Umm al-Darda taught a large number of students. One day a student asked her why she was so dedicated to teaching: Have we wearied you? On that she answered You (pl.) weary me? I have sought worship in everything. I did not find anything more relieving to me than sitting with scholars and exchanging knowledge with them.

===Views===
She was issued a fatwa, allowing women to pray in the same sitting position (tashahhud) as men.

Ahmad ibn Hanbal, related to Zayd ibn Aslam said:"Umm Darda would regularly be a guest of Abd al-Malik, and he would ask her questions about the Prophet, peace be upon him.

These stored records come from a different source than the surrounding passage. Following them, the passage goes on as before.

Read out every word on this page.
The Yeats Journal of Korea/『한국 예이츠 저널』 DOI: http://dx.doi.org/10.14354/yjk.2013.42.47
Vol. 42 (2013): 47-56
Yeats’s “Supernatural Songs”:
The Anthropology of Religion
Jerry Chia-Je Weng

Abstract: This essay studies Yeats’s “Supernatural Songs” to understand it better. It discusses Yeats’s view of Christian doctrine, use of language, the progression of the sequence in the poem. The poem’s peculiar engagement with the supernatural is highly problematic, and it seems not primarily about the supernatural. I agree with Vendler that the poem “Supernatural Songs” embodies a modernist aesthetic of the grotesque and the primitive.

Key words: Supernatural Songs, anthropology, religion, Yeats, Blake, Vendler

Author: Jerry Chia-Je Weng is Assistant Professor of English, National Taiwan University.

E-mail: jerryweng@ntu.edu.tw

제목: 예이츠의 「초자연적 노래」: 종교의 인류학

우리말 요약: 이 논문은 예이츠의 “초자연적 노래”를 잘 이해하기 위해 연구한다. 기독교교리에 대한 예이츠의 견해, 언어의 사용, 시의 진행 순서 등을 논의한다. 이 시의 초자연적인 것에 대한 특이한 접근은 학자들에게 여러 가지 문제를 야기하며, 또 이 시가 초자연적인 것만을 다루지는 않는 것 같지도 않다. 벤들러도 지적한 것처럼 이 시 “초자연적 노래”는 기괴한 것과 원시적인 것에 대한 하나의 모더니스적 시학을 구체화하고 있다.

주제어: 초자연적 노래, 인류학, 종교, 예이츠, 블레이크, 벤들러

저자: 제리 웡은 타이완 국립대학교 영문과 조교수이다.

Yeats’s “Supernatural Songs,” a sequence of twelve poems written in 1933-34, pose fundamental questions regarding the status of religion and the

He said, 'He arose one night and called his maid. However, she wasn't fast enough for him, so he cursed her. In response, she said, "Do not curse, for Abud-Darda relayed to me that he heard the Messenger of Allah, peace be upon him, say, 'Those who curse will not be witnesses or interceders on the Day of Judgement.' " ' "
She was regarded by Ibrahim ibn Abi Ablah as a pious and modest woman. In Ibn 'Asakir 's Ta'rikh madinat Dimashq, Tarajim al-nisa wrote that: "I saw Umm al-Darda in Jerusalem sitting among poor women. A man came and gave some money to them. He gave Umm al-Darda a fals (a copper). She said to her servant: Buy camel meat with it. Is not that money sadaqah? Umm al-Darda said: it came to us unasked."

==Legacy==
Umm al-Darda was held by Iyas ibn Mu'awiya, an important traditionist of the time and a judge of undisputed ability and merit, to be superior to all the other traditionists of the period, including the celebrated masters of hadith like Hasan al-Basri and Ibn Sirin.

A centre for teaching the Quran, hifz and tajwid to women has been established in Bahrain in her name.